Evaluating Unsupervised Text Classification: Zero-shot and Similarity-based Approaches
This work addresses the gap in consistent comparison of methods for text classification of unseen classes, particularly benefiting NLP researchers and practitioners in domains like medicine.
The paper systematically evaluated similarity-based and zero-shot approaches for unsupervised text classification of unseen classes, finding that similarity-based methods significantly outperform zero-shot ones in most cases, with novel approaches like Lbl2TransformerVec achieving state-of-the-art results.
Text classification of unseen classes is a challenging Natural Language Processing task and is mainly attempted using two different types of approaches. Similarity-based approaches attempt to classify instances based on similarities between text document representations and class description representations. Zero-shot text classification approaches aim to generalize knowledge gained from a training task by assigning appropriate labels of unknown classes to text documents. Although existing studies have already investigated individual approaches to these categories, the experiments in literature do not provide a consistent comparison. This paper addresses this gap by conducting a systematic evaluation of different similarity-based and zero-shot approaches for text classification of unseen classes. Different state-of-the-art approaches are benchmarked on four text classification datasets, including a new dataset from the medical domain.
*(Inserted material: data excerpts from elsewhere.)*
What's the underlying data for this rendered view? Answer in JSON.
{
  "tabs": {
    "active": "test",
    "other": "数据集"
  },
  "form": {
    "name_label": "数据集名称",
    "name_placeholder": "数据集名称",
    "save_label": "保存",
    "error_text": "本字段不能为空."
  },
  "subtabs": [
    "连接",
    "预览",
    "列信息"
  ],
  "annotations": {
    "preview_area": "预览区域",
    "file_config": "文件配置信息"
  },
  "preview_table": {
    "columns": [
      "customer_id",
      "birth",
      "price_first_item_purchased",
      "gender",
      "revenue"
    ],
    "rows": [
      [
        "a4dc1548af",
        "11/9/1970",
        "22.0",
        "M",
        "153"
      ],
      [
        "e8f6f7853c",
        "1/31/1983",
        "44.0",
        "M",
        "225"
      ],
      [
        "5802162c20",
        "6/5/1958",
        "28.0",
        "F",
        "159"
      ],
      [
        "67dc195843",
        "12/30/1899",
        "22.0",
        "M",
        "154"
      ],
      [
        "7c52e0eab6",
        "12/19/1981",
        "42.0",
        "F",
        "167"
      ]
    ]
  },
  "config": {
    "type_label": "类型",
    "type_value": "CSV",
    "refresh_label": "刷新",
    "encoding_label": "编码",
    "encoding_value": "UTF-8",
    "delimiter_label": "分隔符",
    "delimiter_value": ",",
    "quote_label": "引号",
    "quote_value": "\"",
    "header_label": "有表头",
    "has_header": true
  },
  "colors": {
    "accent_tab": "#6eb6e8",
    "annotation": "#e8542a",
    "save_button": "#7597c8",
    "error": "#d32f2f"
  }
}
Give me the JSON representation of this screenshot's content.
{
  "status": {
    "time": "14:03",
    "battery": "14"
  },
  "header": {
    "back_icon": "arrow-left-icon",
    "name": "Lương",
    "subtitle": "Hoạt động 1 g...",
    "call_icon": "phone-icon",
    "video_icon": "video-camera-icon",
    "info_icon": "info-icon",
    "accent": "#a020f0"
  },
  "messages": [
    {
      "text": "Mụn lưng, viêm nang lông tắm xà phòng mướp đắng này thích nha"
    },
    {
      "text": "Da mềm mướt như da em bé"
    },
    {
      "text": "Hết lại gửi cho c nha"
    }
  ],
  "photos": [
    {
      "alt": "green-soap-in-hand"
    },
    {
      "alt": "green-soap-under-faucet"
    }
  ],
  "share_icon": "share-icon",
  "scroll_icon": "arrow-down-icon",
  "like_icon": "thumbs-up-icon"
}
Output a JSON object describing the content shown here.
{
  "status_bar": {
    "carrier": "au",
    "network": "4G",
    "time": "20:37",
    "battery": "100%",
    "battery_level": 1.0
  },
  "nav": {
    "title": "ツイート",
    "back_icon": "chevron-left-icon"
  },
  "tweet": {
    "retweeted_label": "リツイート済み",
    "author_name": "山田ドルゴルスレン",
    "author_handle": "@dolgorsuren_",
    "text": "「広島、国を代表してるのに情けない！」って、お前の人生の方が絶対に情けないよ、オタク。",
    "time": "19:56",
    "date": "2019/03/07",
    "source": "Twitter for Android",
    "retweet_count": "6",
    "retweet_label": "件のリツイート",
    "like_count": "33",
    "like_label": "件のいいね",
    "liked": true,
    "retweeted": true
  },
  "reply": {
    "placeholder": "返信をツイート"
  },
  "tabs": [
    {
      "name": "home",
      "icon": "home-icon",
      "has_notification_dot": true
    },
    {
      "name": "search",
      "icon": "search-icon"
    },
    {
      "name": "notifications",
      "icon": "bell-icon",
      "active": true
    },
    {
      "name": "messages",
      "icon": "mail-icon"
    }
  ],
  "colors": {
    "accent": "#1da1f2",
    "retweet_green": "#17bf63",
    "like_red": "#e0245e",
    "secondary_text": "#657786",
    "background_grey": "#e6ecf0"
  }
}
Additionally, novel SimCSE and SBERT-based baselines are proposed, as other baselines used in existing work yield weak classification results and are easily outperformed. Finally, the novel similarity-based Lbl2TransformerVec approach is presented, which outperforms previous state-of-the-art approaches in unsupervised text classification. Our experiments show that similarity-based approaches significantly outperform zero-shot approaches in most cases. Additionally, using SimCSE or SBERT embeddings instead of simpler text representations increases similarity-based classification results even further.